Underpinning it all is the estimate that seven out of 10 incidents of elder abuse are never reported to police. According to the strategy, 55 per cent of seniors are not aware of their right to live without abuse and more than half don’t know how to protect themselves or where to go for help.
The executive director of the NWT Seniors’ Society, Barb Hood, doesn’t completely buy the idea that elder abuse is several times higher north of the 60th parallel, wondering whether increased awareness and reporting could be behind the statistic.
“I don’t think it’s any worse here than in other parts of the world,” she said.
We’re fortunate to live in small communities where people care for one another. More people are seeing it, and there has been a tendency to not talk about it, but it has been a focus of our organization for the last five years and (the NWT Network) has been working on it for 20.”
She said the society’s seniors’ help line receives about two calls per month about abuse, either from the senior or a concerned family member.
“We have firsthand experience in seeing this growing,” Hood said. “It’s important to keep educating and training frontline staff. They’re the ones who see it and feel sometimes their hands are tied.”
The strategy taking aim at those sobering facts in order to make communities safer for seniors is fourfold, involving public engagement, education and training, community responses and policy and legislation.

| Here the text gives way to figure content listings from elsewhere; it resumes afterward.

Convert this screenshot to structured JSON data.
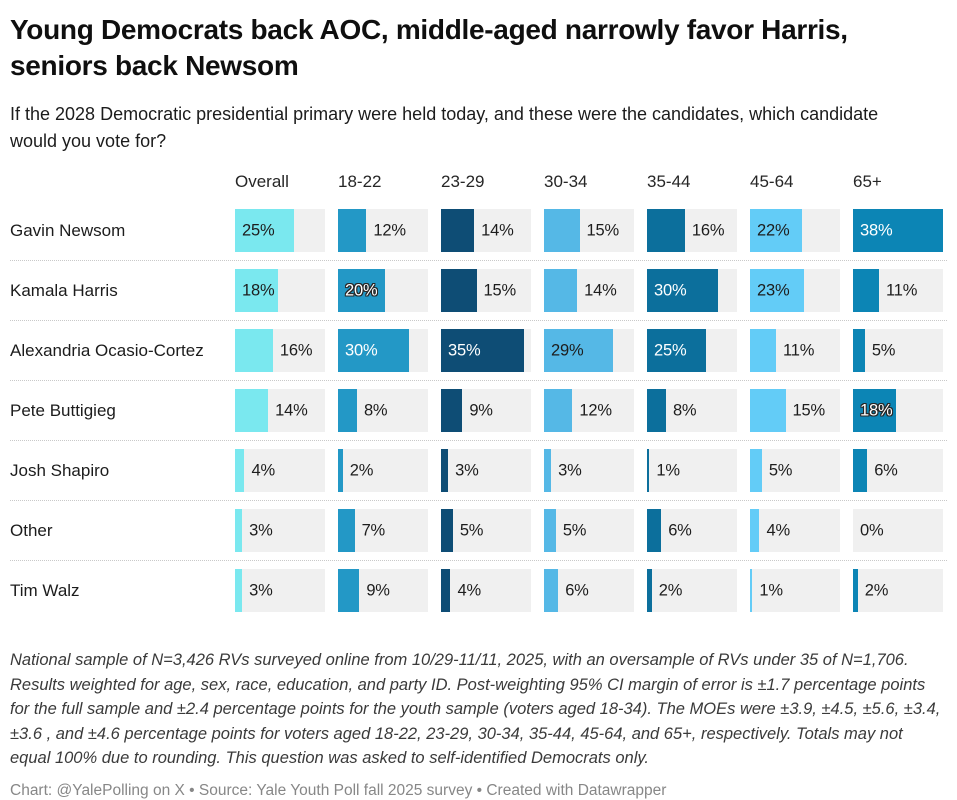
{
  "header": {
    "title": "Young Democrats back AOC, middle-aged narrowly favor Harris, seniors back Newsom",
    "subtitle": "If the 2028 Democratic presidential primary were held today, and these were the candidates, which candidate would you vote for?"
  },
  "chart_data": {
    "type": "bar",
    "title": "Young Democrats back AOC, middle-aged narrowly favor Harris, seniors back Newsom",
    "subtitle": "If the 2028 Democratic presidential primary were held today, and these were the candidates, which candidate would you vote for?",
    "value_suffix": "%",
    "scale_max": 38,
    "grid": false,
    "legend_position": "none",
    "track_color": "#f0f0f0",
    "categories": [
      "Overall",
      "18-22",
      "23-29",
      "30-34",
      "35-44",
      "45-64",
      "65+"
    ],
    "columns": [
      {
        "label": "Overall",
        "color": "#7ae8ef",
        "dark": false
      },
      {
        "label": "18-22",
        "color": "#2398c6",
        "dark": true
      },
      {
        "label": "23-29",
        "color": "#0e4d75",
        "dark": true
      },
      {
        "label": "30-34",
        "color": "#55b8e6",
        "dark": false
      },
      {
        "label": "35-44",
        "color": "#0c6f9c",
        "dark": true
      },
      {
        "label": "45-64",
        "color": "#63ccf7",
        "dark": false
      },
      {
        "label": "65+",
        "color": "#0c85b5",
        "dark": true
      }
    ],
    "series": [
      {
        "name": "Gavin Newsom",
        "values": [
          25,
          12,
          14,
          15,
          16,
          22,
          38
        ]
      },
      {
        "name": "Kamala Harris",
        "values": [
          18,
          20,
          15,
          14,
          30,
          23,
          11
        ]
      },
      {
        "name": "Alexandria Ocasio-Cortez",
        "values": [
          16,
          30,
          35,
          29,
          25,
          11,
          5
        ]
      },
      {
        "name": "Pete Buttigieg",
        "values": [
          14,
          8,
          9,
          12,
          8,
          15,
          18
        ]
      },
      {
        "name": "Josh Shapiro",
        "values": [
          4,
          2,
          3,
          3,
          1,
          5,
          6
        ]
      },
      {
        "name": "Other",
        "values": [
          3,
          7,
          5,
          5,
          6,
          4,
          0
        ]
      },
      {
        "name": "Tim Walz",
        "values": [
          3,
          9,
          4,
          6,
          2,
          1,
          2
        ]
      }
    ]
  },
  "footer": {
    "notes": "National sample of N=3,426 RVs surveyed online from 10/29-11/11, 2025, with an oversample of RVs under 35 of N=1,706. Results weighted for age, sex, race, education, and party ID. Post-weighting 95% CI margin of error is ±1.7 percentage points for the full sample and ±2.4 percentage points for the youth sample (voters aged 18-34). The MOEs were ±3.9, ±4.5, ±5.6, ±3.4, ±3.6 , and ±4.6 percentage points for voters aged 18-22, 23-29, 30-34, 35-44, 45-64, and 65+, respectively. Totals may not equal 100% due to rounding. This question was asked to self-identified Democrats only.",
    "credit": "Chart: @YalePolling on X • Source: Yale Youth Poll fall 2025 survey • Created with Datawrapper"
  }
}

“We talked about this in 2011 and now it’s a reality,” Hood continued. “We have tools we can use and workshops we can put on, and the Health department has requested training for frontline staff.”
She said Health and Social Services Minister Glen Abernethy, who was in Fort Smith for the 55+ Friendly Games over the weekend, is on-board.
“We have a minister who is interested in seeing this addressed in a couple of ways so I hope it will continue at the government level,” she said. “The department has had an action plan for a bit now and they’re looking at it we’ll be advising the minister I’m sure.”